Myriad Genetics exited first-quarter fiscal 2021 with better-than-expected results. Although overall bottom- and top-line performances were dismal, the sequential improvement in revenues is impressive. The stupendous improvement in myChoice CDx testing revenues along with improvements in EndoPredict and Other testing revenues look encouraging. Sequential improvement in overall revenues and testing volumes amid the pandemic-led business disruptions bode well for the company.

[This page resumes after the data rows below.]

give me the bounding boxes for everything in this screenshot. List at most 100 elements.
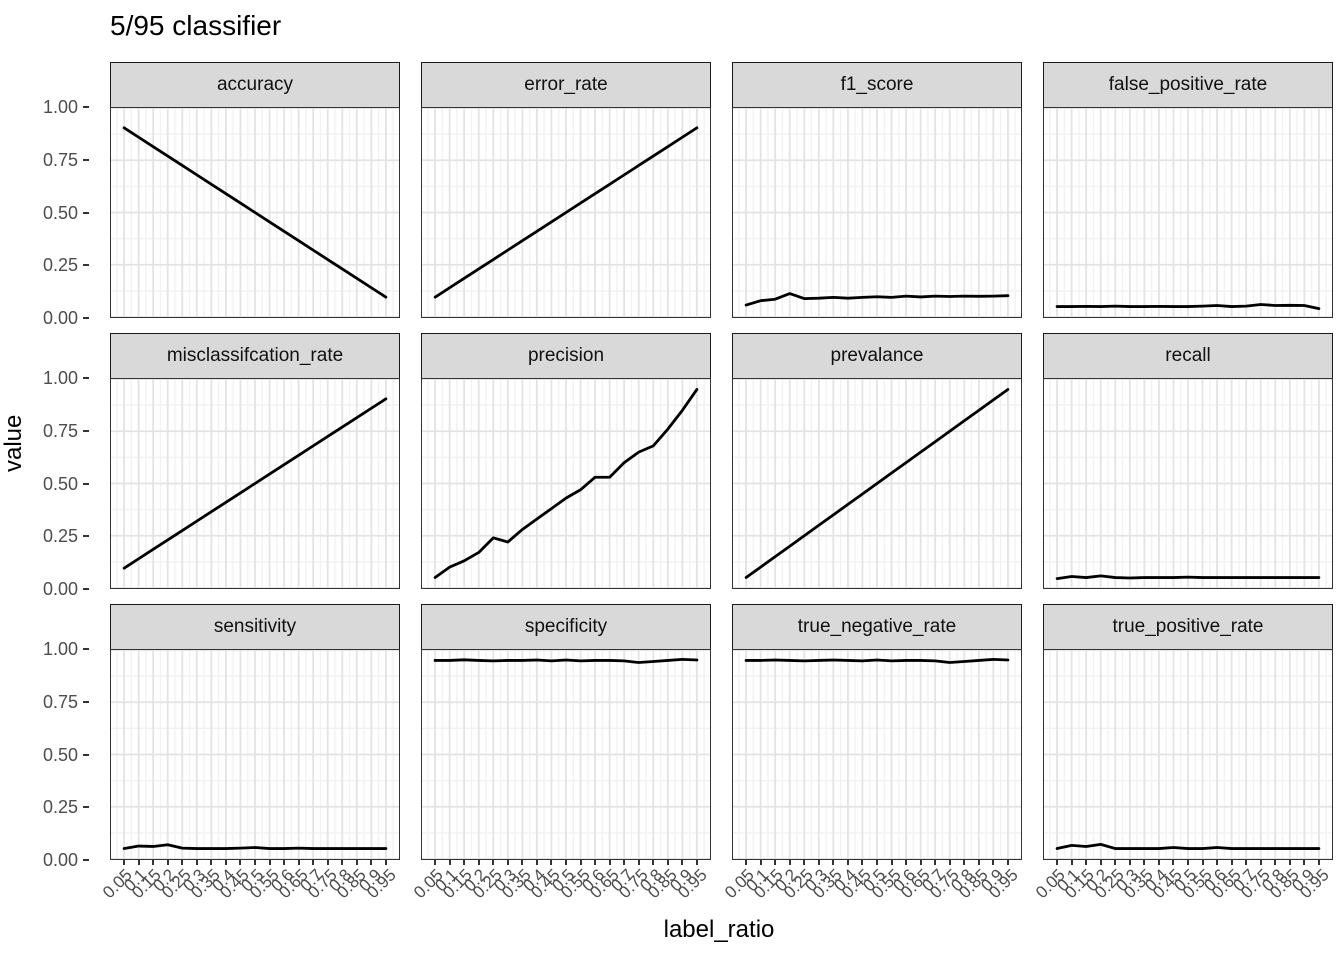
x-tick-mark (1006, 859, 1009, 865)
x-tick-mark (550, 859, 553, 865)
facet-strip: true_positive_rate (1043, 604, 1333, 649)
x-tick-mark (434, 859, 437, 865)
facet-panel-prevalance (732, 378, 1022, 589)
x-tick-mark (623, 859, 626, 865)
x-tick-mark (448, 859, 451, 865)
x-tick-mark (283, 859, 286, 865)
data-line-error_rate (435, 128, 697, 297)
y-tick-label: 0.25 (0, 527, 89, 545)
y-tick-mark (83, 648, 89, 650)
y-tick-text: 0.75 (42, 420, 78, 441)
x-tick-mark (876, 859, 878, 865)
x-tick-mark (803, 859, 806, 865)
x-tick-mark (1303, 859, 1306, 865)
x-tick-mark (934, 859, 937, 865)
x-tick-mark (1274, 859, 1277, 865)
facet-panel-false_positive_rate (1043, 107, 1333, 318)
facet-panel-accuracy (110, 107, 400, 318)
facet-strip-label: specificity (524, 616, 608, 637)
x-tick-mark (1187, 859, 1189, 865)
y-tick-text: 0.25 (42, 797, 78, 818)
chart-title: 5/95 classifier (110, 10, 282, 41)
y-tick-mark (83, 264, 89, 267)
y-tick-text: 0.75 (42, 691, 78, 712)
data-line-true_negative_rate (746, 659, 1008, 662)
y-tick-label: 0.50 (0, 746, 89, 764)
x-tick-mark (788, 859, 791, 865)
y-tick-label: 0.75 (0, 151, 89, 169)
facet-panel-true_positive_rate (1043, 649, 1333, 865)
data-line-f1_score (746, 294, 1008, 305)
y-tick-text: 0.50 (42, 202, 78, 223)
x-tick-mark (521, 859, 524, 865)
y-tick-mark (83, 429, 89, 432)
y-tick-label: 1.00 (0, 640, 89, 658)
x-tick-mark (681, 859, 684, 865)
x-axis-title: label_ratio (663, 916, 775, 943)
facet-strip: prevalance (732, 333, 1022, 378)
x-tick-mark (210, 859, 213, 865)
x-tick-mark (384, 859, 387, 865)
x-tick-mark (477, 859, 480, 865)
facet-strip: precision (421, 333, 711, 378)
x-tick-mark (565, 859, 567, 865)
y-tick-label: 1.00 (0, 98, 89, 116)
x-tick-mark (890, 859, 893, 865)
x-tick-mark (1143, 859, 1146, 865)
y-tick-mark (83, 211, 89, 214)
x-tick-mark (535, 859, 538, 865)
facet-strip: sensitivity (110, 604, 400, 649)
x-tick-mark (195, 859, 198, 865)
facet-row: 1.00 0.75 0.50 0.25 0.00 accuracy error_rate f1… (0, 62, 1344, 327)
data-line-recall (1057, 576, 1319, 579)
facet-panel-specificity (421, 649, 711, 865)
y-tick-label: 0.50 (0, 475, 89, 493)
x-tick-mark (463, 859, 466, 865)
facet-strip-label: error_rate (524, 74, 608, 95)
facet-panel-f1_score (732, 107, 1022, 318)
x-tick-mark (695, 859, 698, 865)
facet-strip-label: misclassifcation_rate (166, 345, 344, 366)
y-tick-text: 1.00 (42, 639, 78, 659)
facet-panel-error_rate (421, 107, 711, 318)
facet-strip: specificity (421, 604, 711, 649)
data-line-false_positive_rate (1057, 304, 1319, 308)
y-tick-mark (83, 482, 89, 485)
y-tick-label: 0.75 (0, 693, 89, 711)
x-tick-mark (1201, 859, 1204, 865)
facet-strip-label: false_positive_rate (1108, 74, 1268, 95)
x-tick-mark (370, 859, 373, 865)
y-tick-label: 0.00 (0, 851, 89, 869)
facet-strip: accuracy (110, 62, 400, 107)
y-tick-label: 0.25 (0, 256, 89, 274)
facet-strip: false_positive_rate (1043, 62, 1333, 107)
y-tick-text: 0.25 (42, 255, 78, 276)
x-tick-mark (152, 859, 155, 865)
facet-panel-misclassifcation_rate (110, 378, 400, 589)
y-tick-text: 0.25 (42, 526, 78, 547)
facet-panel-sensitivity (110, 649, 400, 865)
y-tick-text: 1.00 (42, 368, 78, 388)
x-tick-mark (948, 859, 951, 865)
x-tick-mark (861, 859, 864, 865)
x-tick-mark (326, 859, 329, 865)
x-tick-mark (1114, 859, 1117, 865)
x-tick-mark (846, 859, 849, 865)
x-tick-mark (268, 859, 271, 865)
x-tick-mark (759, 859, 762, 865)
y-axis-tick-labels: 1.00 0.75 0.50 0.25 0.00 (0, 98, 89, 327)
y-tick-text: 0.00 (42, 308, 78, 328)
x-tick-mark (637, 859, 640, 865)
facet-strip-label: prevalance (830, 345, 924, 366)
facet-panel-precision (421, 378, 711, 589)
facet-panel-recall (1043, 378, 1333, 589)
facet-strip: true_negative_rate (732, 604, 1022, 649)
y-axis-tick-labels: 1.00 0.75 0.50 0.25 0.00 (0, 640, 89, 869)
y-tick-mark (83, 700, 89, 703)
x-tick-mark (1099, 859, 1102, 865)
x-tick-mark (1317, 859, 1320, 865)
x-tick-mark (312, 859, 315, 865)
y-axis-tick-labels: 1.00 0.75 0.50 0.25 0.00 (0, 369, 89, 598)
x-tick-mark (992, 859, 995, 865)
y-tick-mark (83, 588, 89, 590)
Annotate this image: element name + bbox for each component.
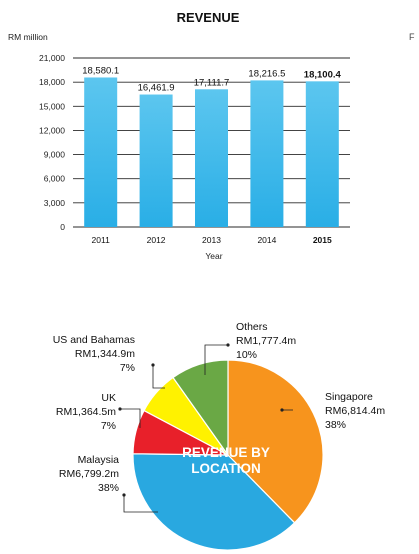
leader-dot [118,407,122,411]
bar-value-label: 16,461.9 [138,83,175,94]
pie-label-name: Malaysia [78,454,120,466]
pie-label-value: RM1,364.5m [56,406,116,418]
bar [305,81,339,228]
pie-label-name: UK [101,392,116,404]
bar-value-label: 18,580.1 [82,65,119,76]
bar [84,77,118,228]
pie-label-value: RM6,814.4m [325,405,385,417]
pie-chart: REVENUE BY LOCATION Singapore RM6,814.4m 3… [53,321,386,551]
bar-value-labels: 18,580.1 16,461.9 17,111.7 18,216.5 18,100.4 [82,65,341,93]
bar-value-label: 18,100.4 [304,69,342,80]
bar [139,94,173,227]
pie-label-percent: 38% [98,482,119,494]
x-tick-labels: 2011 2012 2013 2014 2015 [92,235,332,245]
pie-slice-others [172,359,229,457]
pie-label-percent: 38% [325,419,346,431]
x-tick-label: 2011 [92,235,111,245]
leader-dot [151,363,155,367]
pie-label-name: Others [236,321,268,333]
y-tick-label: 15,000 [39,101,65,111]
y-tick-label: 21,000 [39,53,65,63]
pie-label-value: RM1,344.9m [75,348,135,360]
y-tick-labels: 0 3,000 6,000 9,000 12,000 15,000 18,000 21,000 [39,53,65,232]
pie-label-value: RM6,799.2m [59,468,119,480]
bar-value-label: 18,216.5 [248,68,285,79]
edge-text: F [409,32,415,42]
leader-dot [226,343,230,347]
y-tick-label: 0 [60,222,65,232]
y-tick-label: 12,000 [39,125,65,135]
pie-label-percent: 7% [101,420,116,432]
pie-label-percent: 7% [120,362,135,374]
leader-line [152,365,165,389]
pie-slice-singapore [227,359,324,524]
x-tick-label: 2014 [257,235,276,245]
pie-label-value: RM1,777.4m [236,335,296,347]
pie-title-line-2: LOCATION [191,461,261,476]
leader-line [123,495,158,513]
y-tick-label: 6,000 [44,174,66,184]
pie-leader-lines [118,343,293,513]
bar-chart-title: REVENUE [177,10,240,25]
bar [250,80,284,228]
pie-slices [132,359,324,551]
pie-slice-malaysia [132,453,296,551]
bar-chart: REVENUE RM million F 0 3,000 6,000 9,000 12,… [8,10,415,261]
pie-label-name: Singapore [325,391,373,403]
y-axis-label: RM million [8,32,48,42]
x-axis-label: Year [205,251,222,261]
bars [84,77,339,228]
leader-line [120,408,141,428]
pie-label-name: US and Bahamas [53,334,135,346]
leader-dot [122,493,126,497]
x-tick-label: 2015 [313,235,332,245]
y-tick-label: 3,000 [44,198,66,208]
leader-line [204,344,228,375]
pie-labels: Singapore RM6,814.4m 38% Malaysia RM6,799.2m… [53,321,386,494]
pie-title-line-1: REVENUE BY [182,445,270,460]
x-tick-label: 2013 [202,235,221,245]
y-tick-label: 18,000 [39,77,65,87]
x-tick-label: 2012 [147,235,166,245]
y-tick-label: 9,000 [44,150,66,160]
pie-label-percent: 10% [236,349,257,361]
bar-value-label: 17,111.7 [194,77,230,88]
leader-dot [280,408,284,412]
bar [195,89,228,227]
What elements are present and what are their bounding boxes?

However, dismal segmental performances along with decline in majority of testing revenues are disappointing. The company experienced gross margin contraction and incurred operating loss during the quarter, which are also discouraging. This time too, the company could not come up with any guidance, thus raising apprehensions.

Zacks Rank and Key Picks

Myriad Genetics currently carries a Zacks Rank #3 (Hold).

Some other better-ranked stocks in the broader medical space are West Pharmaceutical Services, Inc. (WST - Free Report) , Thermo Fisher Scientific Inc. (TMO - Free Report) and Align Technology, Inc. (ALGN - Free Report) .

West Pharmaceutical reported third-quarter 2020 adjusted EPS of $1.15, beating the Zacks Consensus Estimate by 13.9%. Net revenues of $548 million outpaced the consensus estimate by 7.2%. It currently carries a Zacks Rank #2 (Buy). You can see the complete list of today’s Zacks #1 Rank (Strong Buy) stocks here.

Thermo Fisher, a Zacks Rank #2 company, reported third-quarter 2020 adjusted EPS of $5.63, beating the Zacks Consensus Estimate by 28.8%. Revenues of $8.52 billion outpaced the consensus mark by 10%.

Align Technology reported third-quarter 2020 adjusted EPS of $2.25, surpassing the Zacks Consensus Estimate by a stupendous 281.4%. Net revenues of $734.1 million exceeded the Zacks Consensus Estimate by 38%. It currently carries a Zacks Rank #2.